The absence of evidence for adverse effects in psychotherapy is not evidence of absence, as it has been tested far less rigorously. Adequate reporting of the benefits and risks of all interventions is crucial to facilitate clinical decisions, inform policymakers and, crucially, enable individual patients to make informed choices.
Currently, the monitoring of ‘harms’ in psychotherapy research falls behind that of psychopharmacology research. In their review of clinical trials published in high impact journals, Vaughan et al (2014) reported that harms were considered in only 60% of psychotherapy interventions compared to 100% of medication interventions. Similarly, in their review, Jonsson et al (2014) found that only 21% of psychotherapy trials published in 2010 mentioned harms, concluding: “the risk of reporting bias is nontrivial in conclusions about the risk-benefit ratio of psychological treatments.”

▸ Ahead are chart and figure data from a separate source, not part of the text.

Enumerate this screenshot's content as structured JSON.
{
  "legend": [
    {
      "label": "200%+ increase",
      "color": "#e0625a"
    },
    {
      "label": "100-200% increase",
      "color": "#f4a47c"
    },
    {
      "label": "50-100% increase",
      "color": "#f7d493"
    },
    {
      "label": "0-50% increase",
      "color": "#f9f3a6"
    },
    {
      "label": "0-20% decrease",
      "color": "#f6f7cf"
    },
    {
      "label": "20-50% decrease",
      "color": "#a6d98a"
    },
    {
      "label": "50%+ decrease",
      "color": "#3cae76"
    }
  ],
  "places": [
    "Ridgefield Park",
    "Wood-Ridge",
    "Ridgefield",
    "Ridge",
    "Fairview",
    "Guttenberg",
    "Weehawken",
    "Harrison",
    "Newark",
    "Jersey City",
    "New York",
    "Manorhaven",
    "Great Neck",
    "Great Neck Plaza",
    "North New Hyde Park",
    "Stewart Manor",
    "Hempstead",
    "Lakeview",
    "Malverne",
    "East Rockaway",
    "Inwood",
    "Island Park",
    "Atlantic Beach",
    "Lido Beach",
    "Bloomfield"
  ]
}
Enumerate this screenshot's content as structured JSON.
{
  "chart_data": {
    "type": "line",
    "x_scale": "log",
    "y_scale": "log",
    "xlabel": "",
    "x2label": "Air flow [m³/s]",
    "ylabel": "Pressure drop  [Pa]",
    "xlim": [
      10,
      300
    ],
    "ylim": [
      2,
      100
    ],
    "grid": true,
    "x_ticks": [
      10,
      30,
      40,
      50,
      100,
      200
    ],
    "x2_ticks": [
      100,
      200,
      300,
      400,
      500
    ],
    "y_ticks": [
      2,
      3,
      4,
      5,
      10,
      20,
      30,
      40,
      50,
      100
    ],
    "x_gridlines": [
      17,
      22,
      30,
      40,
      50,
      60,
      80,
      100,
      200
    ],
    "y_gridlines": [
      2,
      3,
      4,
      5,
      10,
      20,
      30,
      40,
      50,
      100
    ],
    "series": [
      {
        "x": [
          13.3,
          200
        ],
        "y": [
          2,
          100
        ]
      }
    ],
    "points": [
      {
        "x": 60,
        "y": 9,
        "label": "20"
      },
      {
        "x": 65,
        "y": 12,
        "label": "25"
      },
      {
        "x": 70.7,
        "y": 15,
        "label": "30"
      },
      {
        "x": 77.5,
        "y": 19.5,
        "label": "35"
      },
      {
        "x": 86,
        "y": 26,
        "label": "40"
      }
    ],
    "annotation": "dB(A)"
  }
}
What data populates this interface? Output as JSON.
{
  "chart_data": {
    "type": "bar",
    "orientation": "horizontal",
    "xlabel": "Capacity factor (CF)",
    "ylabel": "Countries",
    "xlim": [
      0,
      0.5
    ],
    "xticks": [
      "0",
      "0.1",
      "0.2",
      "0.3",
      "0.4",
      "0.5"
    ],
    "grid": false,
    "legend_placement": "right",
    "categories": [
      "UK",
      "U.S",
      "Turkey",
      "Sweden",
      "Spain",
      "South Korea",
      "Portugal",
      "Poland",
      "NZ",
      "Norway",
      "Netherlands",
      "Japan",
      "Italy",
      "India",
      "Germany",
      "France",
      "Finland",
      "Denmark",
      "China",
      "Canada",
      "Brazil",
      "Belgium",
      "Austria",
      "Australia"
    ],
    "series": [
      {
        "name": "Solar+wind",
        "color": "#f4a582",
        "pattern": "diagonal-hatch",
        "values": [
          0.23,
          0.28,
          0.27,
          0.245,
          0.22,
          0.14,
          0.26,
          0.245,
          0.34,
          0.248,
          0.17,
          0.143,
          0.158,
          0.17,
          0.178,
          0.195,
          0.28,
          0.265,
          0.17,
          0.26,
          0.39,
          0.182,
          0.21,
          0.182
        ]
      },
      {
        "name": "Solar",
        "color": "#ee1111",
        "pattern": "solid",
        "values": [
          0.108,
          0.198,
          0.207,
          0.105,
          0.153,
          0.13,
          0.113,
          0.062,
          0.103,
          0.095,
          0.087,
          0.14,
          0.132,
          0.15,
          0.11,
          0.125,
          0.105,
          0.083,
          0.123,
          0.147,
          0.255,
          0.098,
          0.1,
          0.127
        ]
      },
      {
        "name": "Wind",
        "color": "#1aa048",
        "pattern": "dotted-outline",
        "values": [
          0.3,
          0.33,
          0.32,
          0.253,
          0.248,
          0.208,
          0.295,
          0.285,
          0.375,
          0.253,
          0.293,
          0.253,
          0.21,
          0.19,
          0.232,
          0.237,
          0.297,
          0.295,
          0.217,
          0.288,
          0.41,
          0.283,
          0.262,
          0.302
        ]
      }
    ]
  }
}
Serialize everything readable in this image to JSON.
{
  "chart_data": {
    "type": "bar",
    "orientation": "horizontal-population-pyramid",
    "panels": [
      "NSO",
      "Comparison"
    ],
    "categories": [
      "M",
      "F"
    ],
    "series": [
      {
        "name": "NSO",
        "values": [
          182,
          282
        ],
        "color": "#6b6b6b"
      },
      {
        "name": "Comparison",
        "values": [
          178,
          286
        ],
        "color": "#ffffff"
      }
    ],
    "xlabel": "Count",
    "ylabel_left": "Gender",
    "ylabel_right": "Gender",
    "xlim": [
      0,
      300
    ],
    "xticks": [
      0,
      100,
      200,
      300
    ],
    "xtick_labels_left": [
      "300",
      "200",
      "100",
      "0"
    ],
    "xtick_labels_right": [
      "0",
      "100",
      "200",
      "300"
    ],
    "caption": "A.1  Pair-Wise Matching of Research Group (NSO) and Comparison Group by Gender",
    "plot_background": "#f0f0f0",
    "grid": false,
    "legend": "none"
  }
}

Returning to CBTp, a recent review by Velthorst and colleagues found that the negative symptoms of psychosis may worsen following CBT. Not one of more than 20 trials in the past 10 years has reported a significant reduction of negative symptoms following CBT – though most reported greater and indeed significant worsening of negative symptoms.
Additionally, six of eight studies have found greater relapse rates in people who have received CBT compared to controls (Lynch et al, 2010). It is crucial therefore to view CBT not just in terms of the potential benefits claimed, but also potential harms.
While CBTp remains the one-stop-shop government-endorsed psychological intervention for psychosis, we will be in denial of the current evidence base. CBT advocates have rightly been proud of their efforts to provide a sound scientific evidence base for clinical practice, but this area seems to lack some of that judgement. While CBT is prioritised, people will not be offered equally effective, cheaper and more available alternatives such as supportive counselling or befriending and the development of potentially more efficacious psychological alternatives will be hindered.